Cross Origin Resource Sharing – AKA The Holy Grail

December 2, 2009

The other day I was chatting with a guy about the overly restrictive cross-domain request policy and how silly it is given the pervasiveness of cross-domain apps on the web today. Most devs get around this restriction with hacks like jsonp or nested iframes anyways. I told him that it’s high time we move past this archaic security measure and take web apps to the next level!

He just said, “Uh… do you want to upgrade your coffee to a venti for only 35 cents more?” Always the salesman that guy…

Cross Origin Resource Sharing

Recently I stumbled across this article on the excellent Mozilla Hacks blog. Cross Origin Resource Sharing (CORS). Sweet! Finally a true implementation of cross-site XMLHttpRequests.

The CORS standard works by adding new HTTP headers that allow servers to serve resources to permitted origin domains.

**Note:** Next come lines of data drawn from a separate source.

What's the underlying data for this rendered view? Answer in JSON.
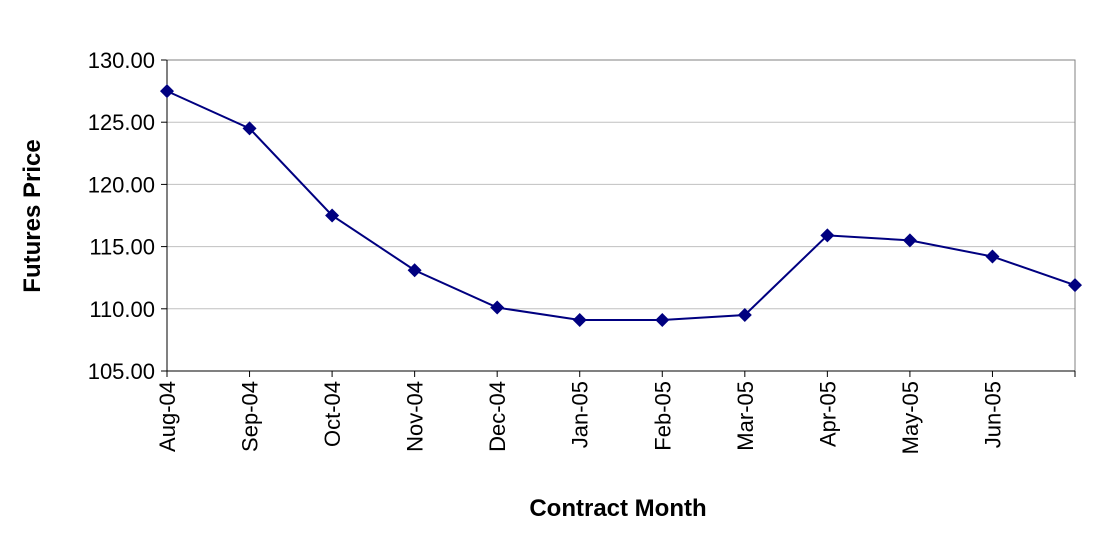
{
  "chart_data": {
    "type": "line",
    "x_label": "Contract Month",
    "y_label": "Futures Price",
    "categories": [
      "Aug-04",
      "Sep-04",
      "Oct-04",
      "Nov-04",
      "Dec-04",
      "Jan-05",
      "Feb-05",
      "Mar-05",
      "Apr-05",
      "May-05",
      "Jun-05",
      null
    ],
    "series": [
      {
        "name": "Futures Price",
        "color": "#000080",
        "values": [
          127.5,
          124.5,
          117.5,
          113.1,
          110.1,
          109.1,
          109.1,
          109.5,
          115.9,
          115.5,
          114.2,
          111.9
        ]
      }
    ],
    "ylim": [
      105,
      130
    ],
    "yticks": [
      {
        "value": 105,
        "label": "105.00"
      },
      {
        "value": 110,
        "label": "110.00"
      },
      {
        "value": 115,
        "label": "115.00"
      },
      {
        "value": 120,
        "label": "120.00"
      },
      {
        "value": 125,
        "label": "125.00"
      },
      {
        "value": 130,
        "label": "130.00"
      }
    ],
    "grid": true
  }
}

They’re getting everything right with this one:

  • it’s completely opt-in server-side, so browsers can implement CORS without opening up a bunch of security holes,
  • it uses the existing XMLHttpRequest object so current code can easily start working cross-domain,
  • and it’s totally transparent to the client-side developer — validation, pre-flighting, and access control is all handled within the XMLHttpRequest object without any additional code!

Apparently it’s been in the works at the W3C for a couple of years (formerly known as ‘Access Control‘). But only the most recent versions of Firefox and webkit based browsers are starting to support it. Of course Microsoft, in their infinite wisdom, decided it would be best to implement their own spec, XDomainRequest. Some things never change…

The Holy Grail

Not the knights who say Ni
Not the knights who say Ni

Is this a big deal? I’m going to go out on a limb here and say this is the holy grail of web development!

Why? For one, there isn’t a good, non flash-based way to implement cross-domain long-polling/comet. If there’s one thing that’s going to define the next generation of the web, it’s real-time apps. CORS enables efficient real-time “mashups” (hate that term) that don’t rely on iframe hacks or flash.

Psh… cross-domain, real-time? Nothing more than a niche application, right? Not so fast.

The web will soon (if not already) start its industrial revolution. A “building up” versus the “building out” if you will. New web development will progressively become based around existing sites, rather than the creation of new sites. A true cross-domain solution is vitally important to this.

No, no, I’m not saying that people will stop creating new sites — that will always happen. I’m saying startups will turn more and more to building apps targeted at sites users are already invested in instead of trying to get them to some new property.


  • The Disqus comment app on this blog.
  • The Meebo Bar
  • Those little ‘Feedback’ widgets you see all over sites now.

A new ecosystem is emerging: apps built with web technologies that run on other sites. But they’re mostly iframe based with all the restrictions that iframes have (no access to the DOM, slow, etc). With CORS, developers can almost seemlessly develop apps cross-domain with all the power of same-domain scripting, making it the most important development to come along since the XMLHttpRequest!

In future posts I’ll delve into this “industrial revolution” of the web, but for now… back to that grail.